Para ele, aquela era uma noite como qualquer outra: tediosa e cansativa, cheia de afazeres. A lareira o mantinha aquecido e iluminava parcialmente o cômodo nuvioso, tão sombrio quanto sua áurea.

Nyx, porém, destacava-se ali de forma quase burlesca, vestida em um vestido lavanda. Ela deu duas batidinhas na porta antes de adentrar, pegando o rapaz de surpresa.

— Nyx. — levantou-se para cumprimenta-la — Pensei que estivesse dormindo. O que faz aqui essas horas?

— Trouxe um chá, querido. — mostrou a bandeja que sustentava duas xícaras fumegantes. — Meu sono está um pouco leve, mas nada demais. Hypnos logo resolverá esse problema. Dizendo ele é a idade, aquele moleque impertinente. Me chamando de velha, acredita? Venha, sente-se comigo, meu bem.

Ele afirmou com a cabeça, rindo, e a acompanhou até o sofá escuro. Afundou ao lado da mulher, que o serviu com o líquido quente.

— Obrigado. — disse antes de aceitar a xícara e bebericar.

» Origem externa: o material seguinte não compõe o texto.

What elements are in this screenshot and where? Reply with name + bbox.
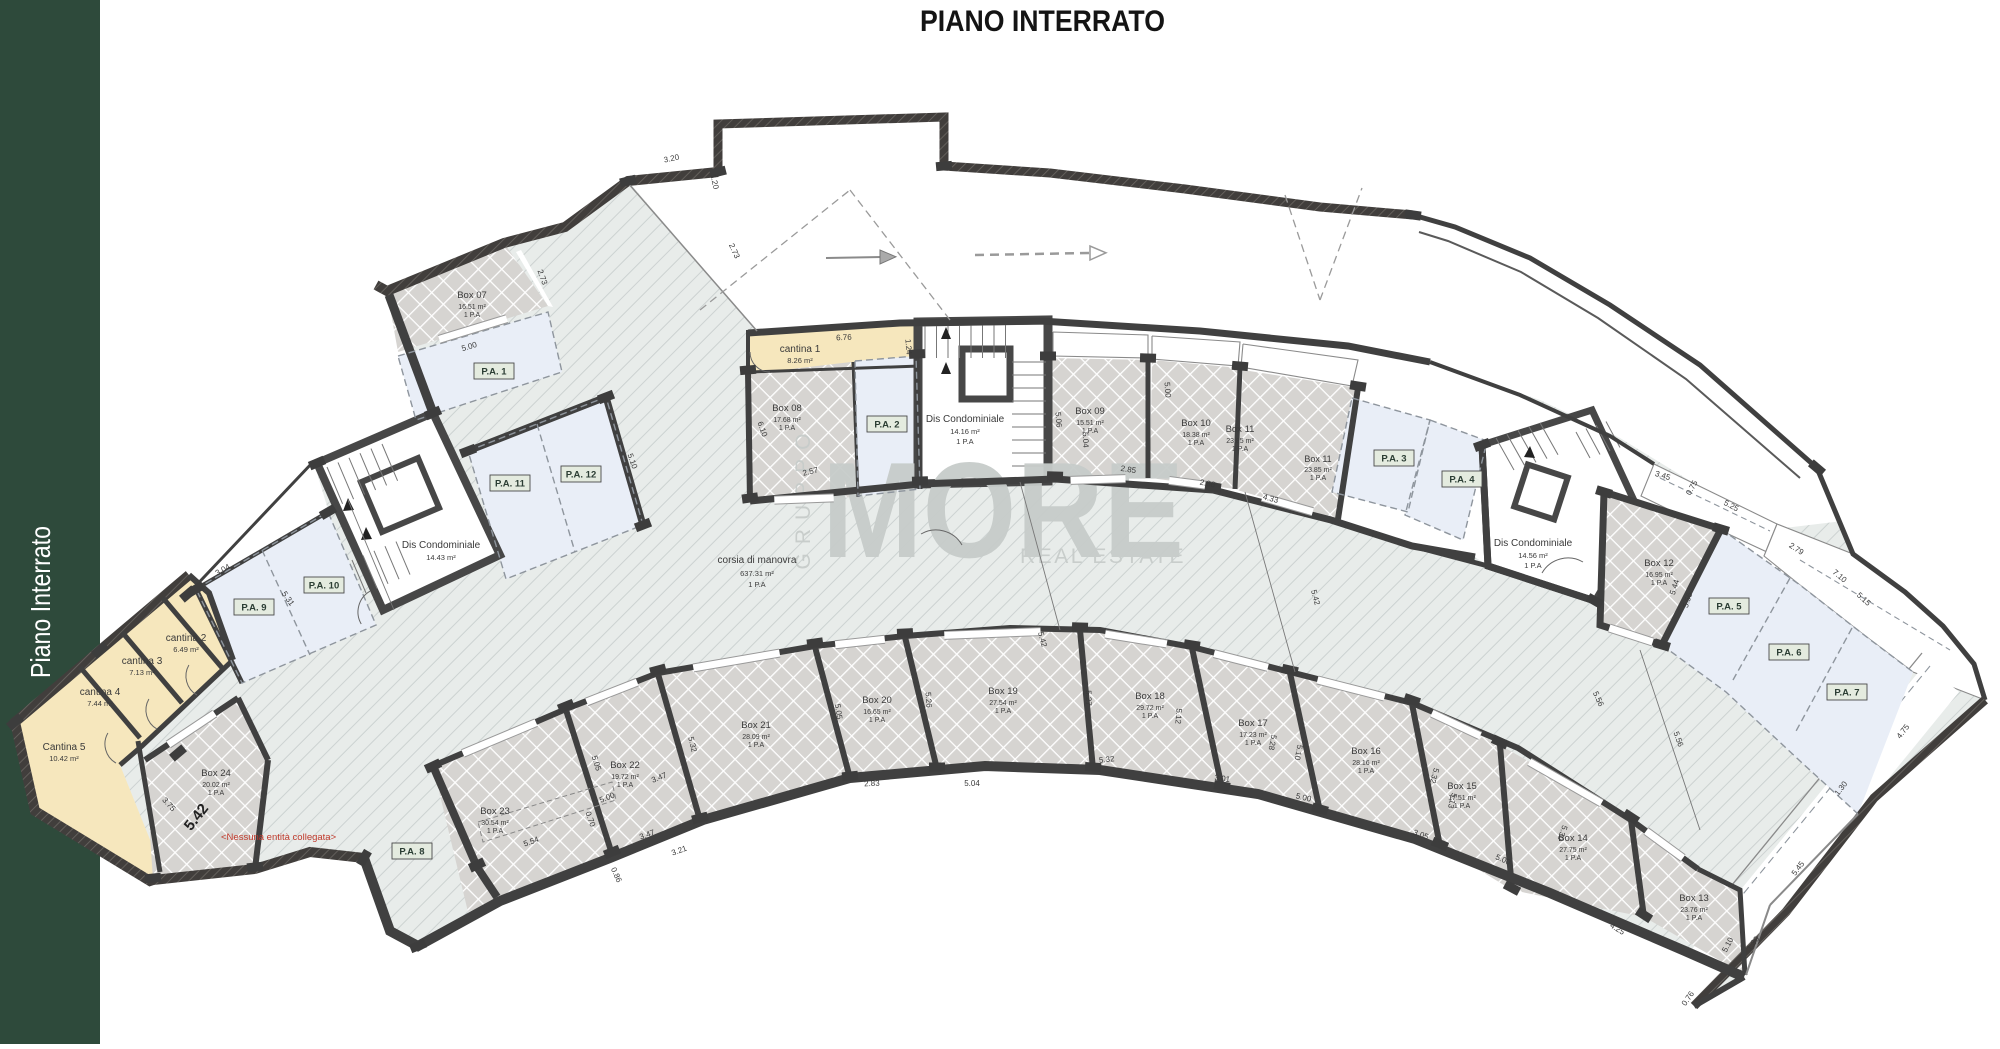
- svg-text:5.27: 5.27: [1084, 690, 1093, 706]
- svg-text:1 P.A: 1 P.A: [1651, 580, 1668, 587]
- svg-text:Box 12: Box 12: [1644, 558, 1674, 569]
- svg-text:1 P.A: 1 P.A: [956, 437, 973, 446]
- svg-text:5.06: 5.06: [1053, 412, 1063, 429]
- svg-text:1 P.A: 1 P.A: [748, 742, 765, 749]
- svg-text:Box 18: Box 18: [1135, 691, 1165, 702]
- svg-text:14.43 m²: 14.43 m²: [426, 553, 456, 562]
- svg-text:1 P.A: 1 P.A: [1524, 561, 1541, 570]
- svg-text:P.A. 11: P.A. 11: [495, 479, 526, 490]
- svg-text:Box 08: Box 08: [772, 403, 802, 414]
- svg-text:16.51 m²: 16.51 m²: [458, 304, 486, 311]
- svg-text:1 P.A: 1 P.A: [487, 828, 504, 835]
- svg-text:Box 16: Box 16: [1351, 746, 1381, 757]
- svg-text:7.44 m²: 7.44 m²: [87, 699, 113, 708]
- svg-text:8.26 m²: 8.26 m²: [787, 356, 813, 365]
- svg-text:23.76 m²: 23.76 m²: [1680, 907, 1708, 914]
- svg-text:P.A. 12: P.A. 12: [566, 470, 596, 481]
- svg-text:1 P.A: 1 P.A: [1358, 768, 1375, 775]
- svg-text:637.31 m²: 637.31 m²: [740, 569, 774, 578]
- svg-text:16.65 m²: 16.65 m²: [863, 709, 891, 716]
- svg-text:cantina 2: cantina 2: [166, 633, 207, 644]
- svg-text:PIANO INTERRATO: PIANO INTERRATO: [920, 5, 1165, 38]
- svg-text:15.51 m²: 15.51 m²: [1076, 420, 1104, 427]
- svg-text:Box 24: Box 24: [201, 768, 231, 779]
- svg-text:27.75 m²: 27.75 m²: [1559, 847, 1587, 854]
- svg-text:6.76: 6.76: [836, 333, 853, 343]
- svg-text:14.56 m²: 14.56 m²: [1518, 551, 1548, 560]
- svg-text:P.A. 3: P.A. 3: [1381, 454, 1406, 465]
- svg-text:1 P.A: 1 P.A: [779, 425, 796, 432]
- svg-text:1 P.A: 1 P.A: [1310, 475, 1327, 482]
- svg-text:Dis Condominiale: Dis Condominiale: [402, 540, 481, 551]
- svg-text:10.42 m²: 10.42 m²: [49, 754, 79, 763]
- svg-text:1.24: 1.24: [903, 339, 913, 356]
- svg-text:2.83: 2.83: [864, 779, 881, 789]
- svg-text:1 P.A: 1 P.A: [464, 312, 481, 319]
- svg-text:1 P.A: 1 P.A: [995, 708, 1012, 715]
- svg-text:17.23 m²: 17.23 m²: [1239, 732, 1267, 739]
- svg-text:28.16 m²: 28.16 m²: [1352, 760, 1380, 767]
- svg-text:Box 11: Box 11: [1304, 454, 1331, 464]
- svg-text:18.38 m²: 18.38 m²: [1182, 432, 1210, 439]
- svg-text:P.A. 5: P.A. 5: [1716, 602, 1742, 613]
- svg-text:cantina 1: cantina 1: [780, 344, 821, 355]
- svg-text:27.54 m²: 27.54 m²: [989, 700, 1017, 707]
- svg-text:cantina 3: cantina 3: [122, 656, 163, 667]
- svg-text:1 P.A: 1 P.A: [1142, 713, 1159, 720]
- svg-text:5.00: 5.00: [1162, 382, 1172, 399]
- svg-text:6.49 m²: 6.49 m²: [173, 645, 199, 654]
- svg-text:23.85 m²: 23.85 m²: [1226, 438, 1254, 445]
- svg-text:5.32: 5.32: [1099, 754, 1116, 765]
- svg-text:Box 22: Box 22: [610, 760, 640, 771]
- svg-text:7.13 m²: 7.13 m²: [129, 668, 155, 677]
- svg-text:P.A. 1: P.A. 1: [481, 367, 507, 378]
- svg-text:Box 19: Box 19: [988, 686, 1018, 697]
- svg-text:Box 23: Box 23: [480, 806, 510, 817]
- svg-text:Box 09: Box 09: [1075, 406, 1105, 417]
- svg-text:1 P.A: 1 P.A: [1565, 855, 1582, 862]
- svg-text:P.A. 10: P.A. 10: [309, 581, 339, 592]
- svg-text:Dis Condominiale: Dis Condominiale: [1494, 538, 1573, 549]
- svg-text:28.09 m²: 28.09 m²: [742, 734, 770, 741]
- svg-text:1 P.A: 1 P.A: [208, 790, 225, 797]
- svg-text:5.04: 5.04: [1081, 432, 1091, 449]
- svg-text:Box 13: Box 13: [1679, 893, 1709, 904]
- svg-text:Box 15: Box 15: [1447, 781, 1477, 792]
- svg-text:1 P.A: 1 P.A: [748, 580, 765, 589]
- svg-text:1 P.A: 1 P.A: [869, 717, 886, 724]
- svg-text:1 P.A: 1 P.A: [1232, 446, 1249, 453]
- svg-text:1 P.A: 1 P.A: [1686, 915, 1703, 922]
- svg-text:20.02 m²: 20.02 m²: [202, 782, 230, 789]
- svg-text:5.26: 5.26: [923, 692, 933, 709]
- svg-text:corsia di manovra: corsia di manovra: [718, 555, 797, 566]
- svg-text:P.A. 9: P.A. 9: [241, 603, 266, 614]
- svg-text:REAL ESTATE: REAL ESTATE: [1020, 545, 1186, 568]
- svg-text:19.72 m²: 19.72 m²: [611, 774, 639, 781]
- svg-text:23.85 m²: 23.85 m²: [1304, 467, 1332, 474]
- svg-text:1 P.A: 1 P.A: [617, 782, 634, 789]
- svg-text:Box 20: Box 20: [862, 695, 892, 706]
- svg-text:5.12: 5.12: [1173, 708, 1183, 725]
- svg-text:16.95 m²: 16.95 m²: [1645, 572, 1673, 579]
- svg-text:Piano Interrato: Piano Interrato: [25, 526, 56, 678]
- svg-text:P.A. 8: P.A. 8: [399, 847, 424, 858]
- svg-text:P.A. 7: P.A. 7: [1834, 688, 1859, 699]
- svg-text:cantina 4: cantina 4: [80, 687, 121, 698]
- svg-text:1 P.A: 1 P.A: [1188, 440, 1205, 447]
- svg-text:30.54 m²: 30.54 m²: [481, 820, 509, 827]
- svg-text:Box 11: Box 11: [1226, 424, 1255, 435]
- svg-text:Box 10: Box 10: [1181, 418, 1211, 429]
- svg-text:Cantina 5: Cantina 5: [43, 742, 86, 753]
- svg-text:1 P.A: 1 P.A: [1245, 740, 1262, 747]
- svg-text:5.04: 5.04: [964, 779, 980, 788]
- svg-text:17.68 m²: 17.68 m²: [773, 417, 801, 424]
- svg-text:P.A. 2: P.A. 2: [874, 420, 899, 431]
- svg-text:14.16 m²: 14.16 m²: [950, 427, 980, 436]
- svg-text:29.72 m²: 29.72 m²: [1136, 705, 1164, 712]
- svg-text:Box 07: Box 07: [457, 290, 487, 301]
- svg-text:Box 21: Box 21: [741, 720, 771, 731]
- svg-text:<Nessuna entità collegata>: <Nessuna entità collegata>: [221, 832, 337, 843]
- svg-text:Box 17: Box 17: [1238, 718, 1268, 729]
- svg-text:P.A. 4: P.A. 4: [1449, 475, 1475, 486]
- svg-text:Dis Condominiale: Dis Condominiale: [926, 414, 1005, 425]
- svg-text:P.A. 6: P.A. 6: [1776, 648, 1801, 659]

— De nada, querido. Mas não estou aqui apenas para tirar-lhe a paz com minhas besteiras. Precisamos conversar sobre um assunto sério.

— O que lhe perturba?

— Estou um pouco preocupada, Hades. — O deus arqueou as sobrancelhas, surpreso e confuso com a revelação. Nyx, por outro lado, mantinha-se impassível. — Sabe, com o rumo que as coisas entre você e Perséfone estão andando.

— O que quer dizer?

— Quero dizer que você está demorando muito. — apertou a xícara, lembrando-se da última conversa que tivera com a moça na biblioteca. —Sondei um pouco a situação e, ao que parece, a garota acha que tudo isso não passa de amizade e nós dois sabemos que esse não é o seu objetivo.

— Sei o que pensa, mas não posso acelerar as coisas, Nyx. Só vou assusta-la se me declarar de repente. Preciso de mais tempo para conquistar Perséfone.

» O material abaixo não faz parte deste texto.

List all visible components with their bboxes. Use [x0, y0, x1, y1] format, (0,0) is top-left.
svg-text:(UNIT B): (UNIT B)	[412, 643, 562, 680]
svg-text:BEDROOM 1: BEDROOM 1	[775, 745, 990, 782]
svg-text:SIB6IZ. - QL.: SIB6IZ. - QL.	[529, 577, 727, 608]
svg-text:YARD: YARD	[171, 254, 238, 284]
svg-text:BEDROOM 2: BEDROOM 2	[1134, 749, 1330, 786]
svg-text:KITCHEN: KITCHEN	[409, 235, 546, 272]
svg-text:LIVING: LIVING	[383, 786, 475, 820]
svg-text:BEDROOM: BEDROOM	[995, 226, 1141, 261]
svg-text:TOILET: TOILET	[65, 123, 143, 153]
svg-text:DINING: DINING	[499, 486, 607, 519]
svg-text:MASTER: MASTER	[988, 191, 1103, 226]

— A questão, querido, — o fitou longamente. — é que não temos tempo. Olhe a quantidade de trabalho que está tendo. As pessoas estão morrendo lá em cima, Hades, ou acha mesmo que não sei o que está acontecendo?

Ele não disse nada. Ela, então, continuou.

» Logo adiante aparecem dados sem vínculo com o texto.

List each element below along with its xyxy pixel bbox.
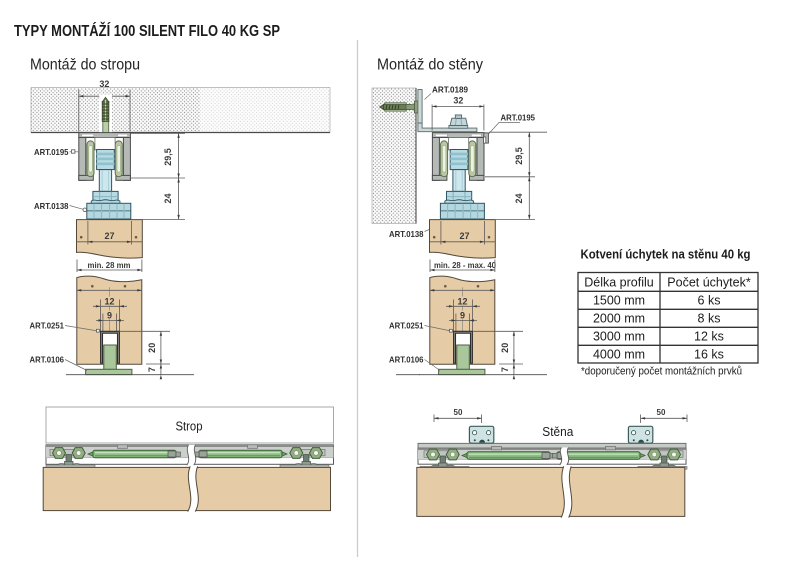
svg-text:Montáž do stěny: Montáž do stěny: [377, 57, 483, 74]
svg-text:TYPY MONTÁŽÍ 100 SILENT FILO 4: TYPY MONTÁŽÍ 100 SILENT FILO 40 KG SP: [14, 21, 280, 40]
svg-text:24: 24: [163, 193, 173, 203]
svg-text:Stěna: Stěna: [542, 425, 573, 439]
svg-text:32: 32: [99, 79, 109, 89]
svg-text:Délka profilu: Délka profilu: [584, 276, 654, 290]
svg-text:ART.0138: ART.0138: [34, 201, 69, 211]
svg-text:Montáž do stropu: Montáž do stropu: [30, 57, 140, 74]
svg-text:4000 mm: 4000 mm: [593, 348, 645, 362]
svg-text:Počet úchytek*: Počet úchytek*: [667, 276, 751, 290]
svg-text:ART.0195: ART.0195: [501, 113, 536, 123]
svg-text:6 ks: 6 ks: [698, 294, 721, 308]
svg-text:ART.0189: ART.0189: [432, 85, 468, 95]
svg-text:ART.0106: ART.0106: [30, 355, 65, 365]
svg-text:50: 50: [657, 408, 666, 417]
svg-text:50: 50: [454, 408, 463, 417]
svg-text:32: 32: [453, 95, 463, 105]
svg-text:*doporučený počet montážních p: *doporučený počet montážních prvků: [581, 366, 742, 378]
svg-text:min. 28 mm: min. 28 mm: [88, 260, 131, 270]
svg-text:Strop: Strop: [176, 420, 203, 434]
svg-text:ART.0251: ART.0251: [389, 321, 424, 331]
svg-text:29,5: 29,5: [514, 147, 524, 165]
svg-text:24: 24: [514, 193, 524, 203]
svg-text:3000 mm: 3000 mm: [593, 330, 645, 344]
svg-text:12 ks: 12 ks: [694, 330, 724, 344]
svg-text:29,5: 29,5: [163, 148, 173, 166]
svg-text:ART.0195: ART.0195: [34, 147, 69, 157]
svg-text:1500 mm: 1500 mm: [593, 294, 645, 308]
svg-text:8 ks: 8 ks: [698, 312, 721, 326]
svg-text:27: 27: [459, 231, 469, 241]
svg-text:27: 27: [104, 231, 114, 241]
svg-text:ART.0106: ART.0106: [389, 355, 424, 365]
svg-text:16 ks: 16 ks: [694, 348, 724, 362]
svg-text:ART.0138: ART.0138: [389, 229, 424, 239]
svg-text:2000 mm: 2000 mm: [593, 312, 645, 326]
svg-text:min. 28 - max. 40: min. 28 - max. 40: [434, 260, 496, 270]
svg-text:ART.0251: ART.0251: [30, 321, 65, 331]
svg-text:Kotvení úchytek na stěnu 40 kg: Kotvení úchytek na stěnu 40 kg: [581, 247, 751, 262]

— Recentemente Hécate fez uma visita ao templo dela e me contou o que viu na última vez que visitou o mundo dos mortais. — Ótimo, era só o que faltava. Ele apertou as têmporas, pensando como Hécate conseguia se meter onde não devia. — Está um caos, Hades. Não dou um mês até Demetra surtar de vez e acabar com as colheitas. Ela não vai sossegar enquanto não encontrar Perséfone.

— Não precisa me dizer o que já sei, Nyx. Quanto a isso, — pausou, sem saber ao certo se contava ou não sobre seu encontro com Zeus. Resolveu que seria melhor guardar segredo. Afinal, de que adiantaria deixa-la preocupada? — os problemas serão resolvidos em breve. Me encarreguei pessoalmente disso.

— Por que sinto que está se metendo em problemas?

— Talvez porque eu esteja.

Ela encheu os pulmões de ar, um tanto perplexa. Não sabia ao certo o que pensar.

— Ainda assim, — continuou, incerta. — acho que você deva ser um pouco mais... Hm, como poderia dizer isso... direto.

— O que quer dizer? — questionou com evidente interesse. As bochechas dela esquentaram. Embora já tivesse dois filhos e uma bagagem de experiencias, falar sobre questões do coração não era bem a praia da deusa.